Pedestrians aren’t to blame

Staying safe on the roads is a shared responsibility, right? After all, pedestrians don’t want to die and drivers (theoretically) don’t want to kill them, so everyone needs to share the responsibility, right? We’re all in this together!
That’s the message we hear in constant public-education campaigns from Heads up Halifax, the police, etc. They remind drivers to do their part by obeying the laws (except stopping at unmarked crosswalks, which is inconvenient, so just don’t worry about it), and urge pedestrians do their share by only using crosswalks, looking both ways, wearing bright clothing, not even thinking about their iPhones, twirling flags while crossing the street, and taking care to dodge any cars whose drivers can’t bother to stop.
Here’s the problem with this whole shared-responsibility chestnut: the share isn’t remotely equal, the potential to do harm isn’t remotely equal. When drivers are careless and inattentive, they run over pedestrians. When pedestrians are careless and inattentive, drivers run them over. See the imbalance there? Drivers have all the potential to do harm, at no risk to their own lives.
It only makes sense to put the onus for safety on the person with the greatest potential to do harm. You don’t hear a lot of gun-safety messages that say “Not getting shot is a shared responsibility. People need to put down their iPhones and stay out of the gun owner’s line of fire!”
From Jan. 1 to Oct. 31, drivers hit 158 pedestrians in the Halifax area. (That’s up from 154 in the same period last year, according to Halifax Regional Police statistics). In 59 per cent of collisions, drivers hit pedestrians in crosswalks. In 102 of those cases, pedestrians were injured. Four of the incidents resulted in “severe” injuries. The other 98 were “minor” or “moderate” injuries: bland little adjectives that don’t begin to describe the chronic pain, trauma, impairment, and loss of mobility that often result.

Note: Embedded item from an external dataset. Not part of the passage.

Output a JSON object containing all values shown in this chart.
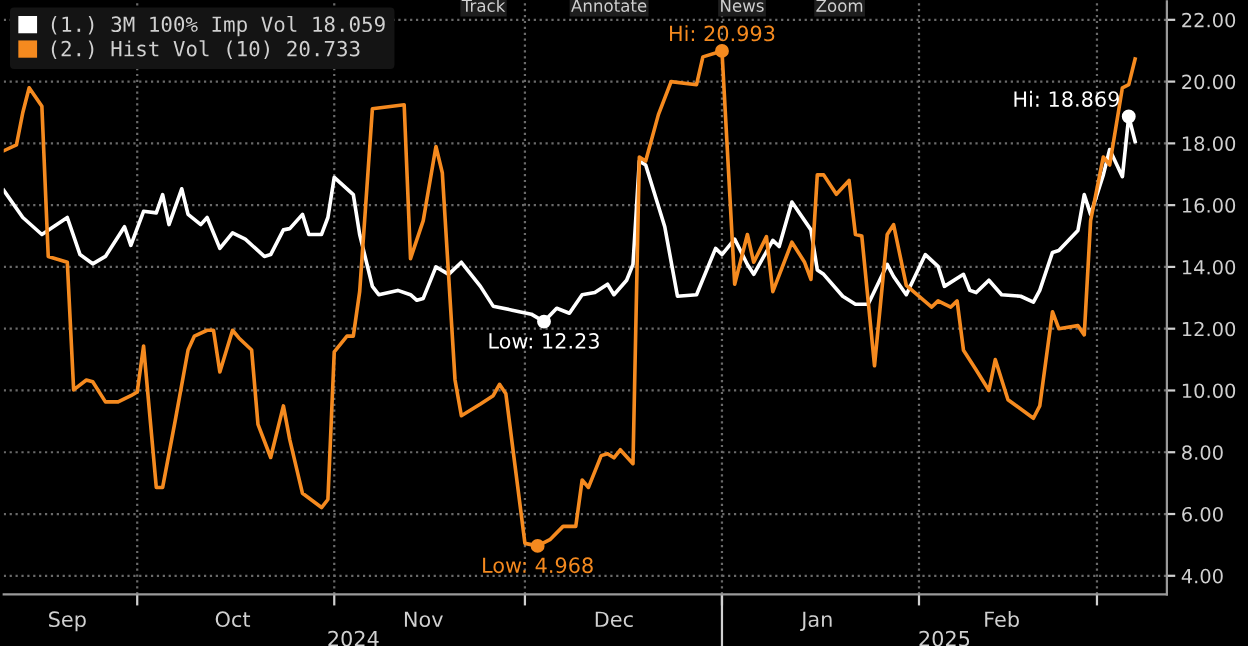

No drivers were injured in any of those collisions. My research hasn’t unearthed a single instance of a Halifax driver being killed or injured in a pedestrian collision. Ever.
Shared responsibility is a misleading message. At its worst, it suggests pedestrians are to blame for being hit by cars. At its best, it suggests the stakes and risks are equal for drivers and pedestrians. They’re not. In every crosswalk, a pedestrian risks death and serious injury. A driver approaching the same crosswalk risks a ticket.
Want to really address this problem? Lower speed limits and enforce them. That gives drivers more time to react, and greatly increases pedestrian safety. According to a World Health Organization report, people have less than a 50-per-cent chance of surviving when hit by a car going 45 km/h. But slow that car down to 30 km/h, and the pedestrian-survival rate climbs to 90 per cent.
Forcing cars to slow down will do a lot more to save lives than scolding pedestrians will.